Back before I migrated from XML to regular expressions, I used XSL transforms to change various flavors of RSS and Atom feeds into a common format for importing. XSLT had a very nice function in it called normalize-space()
. This function would take a string and return you that same string, except with all instances of multiple whitespace characters reduced to a single space. This was pretty handy, as I needed to be able to count words so I could create a short extract, and knowing that I’d only need to worry about a single space at a time.
When I moved the GetExtract functionality into Visual Basic, I figured I didn’t need to worry about this, since I would be using the String.Split function to create an array of words, and that function would be smart enough to deal with consecutive spaces, right? Turns out I wasn’t giving Bill Gates and his minions enough credit. When the Split function is confronted with two or more consecutive spaces, it does indeed count some of them as words*. A web search didn’t turn up a native .NET way to do this, so I had to implement it myself.

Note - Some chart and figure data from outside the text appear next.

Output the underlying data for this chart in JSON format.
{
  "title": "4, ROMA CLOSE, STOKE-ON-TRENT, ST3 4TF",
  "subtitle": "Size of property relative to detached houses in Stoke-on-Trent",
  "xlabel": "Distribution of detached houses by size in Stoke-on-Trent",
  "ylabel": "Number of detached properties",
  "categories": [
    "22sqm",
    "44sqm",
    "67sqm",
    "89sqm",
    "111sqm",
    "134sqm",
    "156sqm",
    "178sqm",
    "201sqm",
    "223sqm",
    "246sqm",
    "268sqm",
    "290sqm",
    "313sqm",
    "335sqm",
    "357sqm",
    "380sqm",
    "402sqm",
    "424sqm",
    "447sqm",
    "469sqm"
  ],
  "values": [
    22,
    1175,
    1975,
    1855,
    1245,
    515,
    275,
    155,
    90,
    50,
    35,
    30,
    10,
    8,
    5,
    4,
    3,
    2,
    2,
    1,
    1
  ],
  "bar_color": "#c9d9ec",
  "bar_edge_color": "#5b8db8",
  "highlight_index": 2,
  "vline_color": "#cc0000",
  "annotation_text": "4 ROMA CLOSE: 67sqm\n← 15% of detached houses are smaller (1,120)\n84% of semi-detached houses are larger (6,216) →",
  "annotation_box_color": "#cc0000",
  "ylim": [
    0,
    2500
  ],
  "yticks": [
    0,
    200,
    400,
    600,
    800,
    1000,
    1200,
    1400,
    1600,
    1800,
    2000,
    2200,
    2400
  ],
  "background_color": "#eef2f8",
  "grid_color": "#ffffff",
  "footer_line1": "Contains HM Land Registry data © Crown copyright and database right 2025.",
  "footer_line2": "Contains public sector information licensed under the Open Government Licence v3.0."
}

And as it turns out it’s pretty simple. I just used the regular expression \s\s+
to match any sequence of more than a single whitespace character – \s
matches whitespace, and +
means one or more occurences.
Here’s all the code required:
Public Shared Function NormalizeWhitespace (ByVal InputStr As String) As String
Dim NormRx As Regex = New Regex("\s\s+")
Return NormRx.Replace(InputString.Trim, " ")
End Function
That’s it, and it works like a champ.
* As it happens I didn’t check to see if it was counting the spaces themselves as words, or if it was creating words that were empty strings (i.e. the text “between” consecutive spaces). Either way, I was getting extracts that had 10 or 12 words instead of the desired 25.